Pas un cri, pas un mot, pas un marbre peut-être !
Le plus pur est celui qui veut bien disparaître,
Sans rien dire de lui au grand public humain !

Maurice Rostand, Les Insomnies, 1923

« Qu’est-ce que vous faites chez moi ? » demandait Charlotte Rampling à Ludivine Sagnier dans « Swimming pool ». Chez François Ozon, il y a souvent un intrus « dans la maison ». D’une certaine manière, c’est un peu le cas avec « Frantz », librement inspiré du magnifique mélodrame d’Ernst Lubitsch « Broken Lullaby », lui-même adapté d’une pièce de Maurice Rostand dont il faut absolument taire le titre. François Ozon serait-il lui-même l’intrus du cinéma français ?

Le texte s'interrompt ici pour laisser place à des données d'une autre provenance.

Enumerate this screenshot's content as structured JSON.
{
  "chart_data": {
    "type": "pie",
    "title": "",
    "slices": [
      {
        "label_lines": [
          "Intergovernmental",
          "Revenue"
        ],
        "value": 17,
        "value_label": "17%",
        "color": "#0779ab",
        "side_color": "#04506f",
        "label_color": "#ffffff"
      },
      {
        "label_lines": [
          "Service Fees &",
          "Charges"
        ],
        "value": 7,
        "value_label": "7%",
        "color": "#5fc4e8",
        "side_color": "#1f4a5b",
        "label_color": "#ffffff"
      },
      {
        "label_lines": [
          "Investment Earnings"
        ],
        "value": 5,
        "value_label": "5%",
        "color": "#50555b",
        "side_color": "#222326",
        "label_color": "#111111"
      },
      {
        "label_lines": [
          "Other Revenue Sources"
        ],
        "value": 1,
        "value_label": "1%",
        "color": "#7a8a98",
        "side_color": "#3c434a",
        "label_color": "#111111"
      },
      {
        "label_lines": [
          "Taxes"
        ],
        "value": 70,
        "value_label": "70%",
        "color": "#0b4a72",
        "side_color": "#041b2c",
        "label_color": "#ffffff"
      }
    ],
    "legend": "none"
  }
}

Son nouveau film l’est à bien des égards, il suffit pour s’en convaincre d’en observer les affiches. Il faut oser à l’ère du numérique et du cinéma en relief proposer du Noir & Blanc et des dialogues en langue teutonique, avec pour tout casting des acteurs sans notoriété. Bien sûr, Pierre Niney est une valeur montante, récemment remarqué pour son interprétation du couturier Yves Saint Laurent, et Paula Beer semble avoir une petite côte outre-Rhin. Pour ce qui est du Noir & Blanc, le succès relatif du superbe « Ida » et la Palme d’or du « ruban blanc » ont aidé à redonner à ces films la saveur esthétique des vieux clichés d’antan. Un choix particulièrement judicieux dans le cas de « Frantz » car, en revenant à l’époque morose de l’immédiat après-guerre, Ozon évite grâce au procédé la facticité gênante des reconstitutions d’époque qui encouragent l’emploi de filtres et autres artifices pour un résultat parfois très discutable. Une séquence en forme de retour au front bien maladroite et dispensable mise à part, « Frantz » se donne à voir, dès l’entame, dans toute sa sobriété, à l’image de ce carton qui rappelle les temps glorieux du muet, accompagné d’une musique discrète et minimale, dans un esprit de recueillement qui sied à ce titre dédié à un homme qu’on a tué.

Tombé sur un des champs de bataille de la première grande boucherie industrielle, ce brave soldat du Kaiser, fils unique sacrifié sur l’autel des ambitions impériales, s’annonce comme le grand absent du film (il ne repose même pas sous la croix qui porte son nom au cimetière). Il est pourtant encore sur toutes les lèvres, et plus encore dans toutes les têtes. Dans celle de ses parents bien sûr, incarnés à l’écran par un très beau couple que forment Marie Grüber et Ernst Stötzner, dans celle également d’Anna, sa fiancée confiée à la bien jolie Paula Beer, mais aussi dans celle d’Adrien Rivoire, un Français qui a fait le voyage jusqu’à cette petite bourgade nichée au cœur de l’Allemagne dont il est originaire. C’est lui l’intrus du film. Il est le « Franzman » en terre germanique, l’ennemi d’hier et, à en juger par l’accueil qui lui est fait par les patriarches locaux, à coup sûr celui de demain (ce que le film de Lubitsch aurait tant voulu contribué à éviter). Le prénom du défunt renvoie immédiatement à sa francophilie, partagée d’ailleurs par sa fiancée, ce qui ouvrira plus aisément les portes du foyer familial. Cordialement accueilli par une mère nostalgique, le visiteur français devra dans un premier temps se contenter du silence du père, inconsolable. Puis, comme dit si bien Verlaine, on se souvient des jours anciens et on pleure, et l’absence du fils disparu se voit comblée par quelques notes de musique.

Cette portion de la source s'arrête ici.